12.bölüm

613 69 7
                                    

İnstagram :cerisellaa

İyi okumalarrr

Sabah uyandığımda vakit kaybetmeden Ales’i de uyandırıp banyoya geçmiştim. Ben banyodayken Ales üstünü giyinmişti. Dolaptan şuanlık rahat olabileceğim kıyafetler giyip evden çıktım. Neredeyse koşar adımlarla saraya ilerlerken karşıdan gelen Adrian da benimle birlikte yürümeye başladı

“salon hazır her şey harika oldu. Son bir kontrol yap eksik bir şey varsa halledelim.” Dedi. Kafamı sallayıp 

“tamam hemen bakalım ve gidip hazırlanalım.” Dedim. 

Saraya varınca kapıdaki savaşçılara başımla selam verip.

“sizin için kıyafet ayarladık gidip İsabella’dan alın.” Dedim. Kafalarını sallayınca davetin olacağı salona ilerledim. 
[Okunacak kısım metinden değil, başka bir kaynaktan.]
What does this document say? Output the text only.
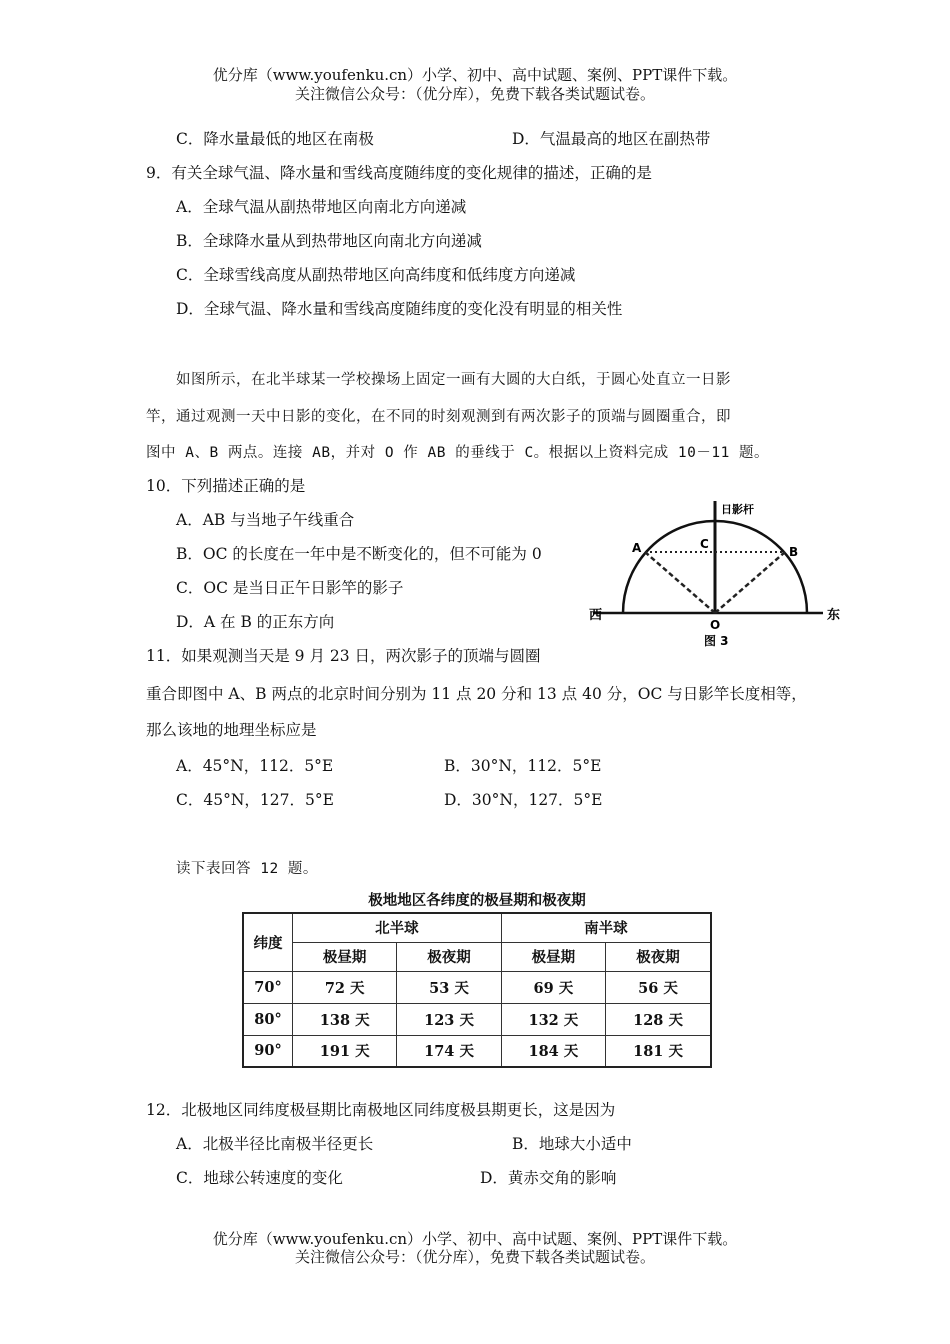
优分库（www.youfenku.cn）小学、初中、高中试题、案例、PPT课件下载。
关注微信公众号：（优分库），免费下载各类试题试卷。
C．降水量最低的地区在南极	D．气温最高的地区在副热带
9．有关全球气温、降水量和雪线高度随纬度的变化规律的描述，正确的是
A．全球气温从副热带地区向南北方向递减
B．全球降水量从到热带地区向南北方向递减
C．全球雪线高度从副热带地区向高纬度和低纬度方向递减
D．全球气温、降水量和雪线高度随纬度的变化没有明显的相关性
如图所示，在北半球某一学校操场上固定一画有大圆的大白纸，于圆心处直立一日影
竿，通过观测一天中日影的变化，在不同的时刻观测到有两次影子的顶端与圆圈重合，即
图中 A、B 两点。连接 AB，并对 O 作 AB 的垂线于 C。根据以上资料完成 10－11 题。
10．下列描述正确的是
A．AB 与当地子午线重合
B．OC 的长度在一年中是不断变化的，但不可能为 0
C．OC 是当日正午日影竿的影子
D．A 在 B 的正东方向
日影杆
A	B
C
O
西	东
图 3
11．如果观测当天是 9 月 23 日，两次影子的顶端与圆圈
重合即图中 A、B 两点的北京时间分别为 11 点 20 分和 13 点 40 分，OC 与日影竿长度相等，
那么该地的地理坐标应是
A．45°N，112．5°E	B．30°N，112．5°E
C．45°N，127．5°E	D．30°N，127．5°E
读下表回答 12 题。
极地地区各纬度的极昼期和极夜期
纬度	北半球		南半球	
	极昼期	极夜期	极昼期	极夜期
70°	72 天	53 天	69 天	56 天
80°	138 天	123 天	132 天	128 天
90°	191 天	174 天	184 天	181 天
12．北极地区同纬度极昼期比南极地区同纬度极县期更长，这是因为
A．北极半径比南极半径更长	B．地球大小适中
C．地球公转速度的变化	D．黄赤交角的影响
优分库（www.youfenku.cn）小学、初中、高中试题、案例、PPT课件下载。
关注微信公众号：（优分库），免费下载各类试题试卷。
Kapıyı açınca gözlerimi hayranca etrafta gezdirdim. Gerçekten muhteşem olmuştu. Bizim girdiğimiz kapının önünden siyah halı başlayıp dans edilen pistin hemen başlangıcında bitiyordu. Masalar siyah ve kan kırmızısı olacak şekilde renklendirilmişti. Hoş bir görünüm yakalamışlardı. Kral ve kraliçelerin oturacağı masa başta konumlandırılmış ve özenle düzenlenmişti. Tabi ki masaya bir sandalye daha eklenmişti o da Ales’in oturacağı koltuk.  Onların masasından sonra sağ ve sol olarak Ales’in sürüsü ve bizim takım oturacaktık ne olur ne olmaz. Derin nefes alarak gülümseyerek 

“harika.” Diye bağırdım. Adrian gülümseyerek heyecanla alkışlayıp

“ o halde gidip hazırlana biliriz.”deyip kapıdan çıktı. Bende salondan çıkarak toplantı odasına ilerledim. Birkaç dakika sonra içeri girip kralı bilgilendirmiş ve dışarı çıkmıştım. Eve geçtiğimde odama çıktım. Ales hazırlanmış bir şekilde yatakta yatıyordu. Kaşlarımı çatarak yanına ilerleyip yanağını öptüm.  Gözlerini kısıkça aralayarak bana bakıp 

“ ne zaman geldin bebeğim?” deyip belimden tutarak kendine yaklaştırıp dudağımı öptü. Doğrularak kaşlarımı çatıp üstünü süzerek

“şimdi geldim sen neden balo kıyafetinle uyuyorsun ?”  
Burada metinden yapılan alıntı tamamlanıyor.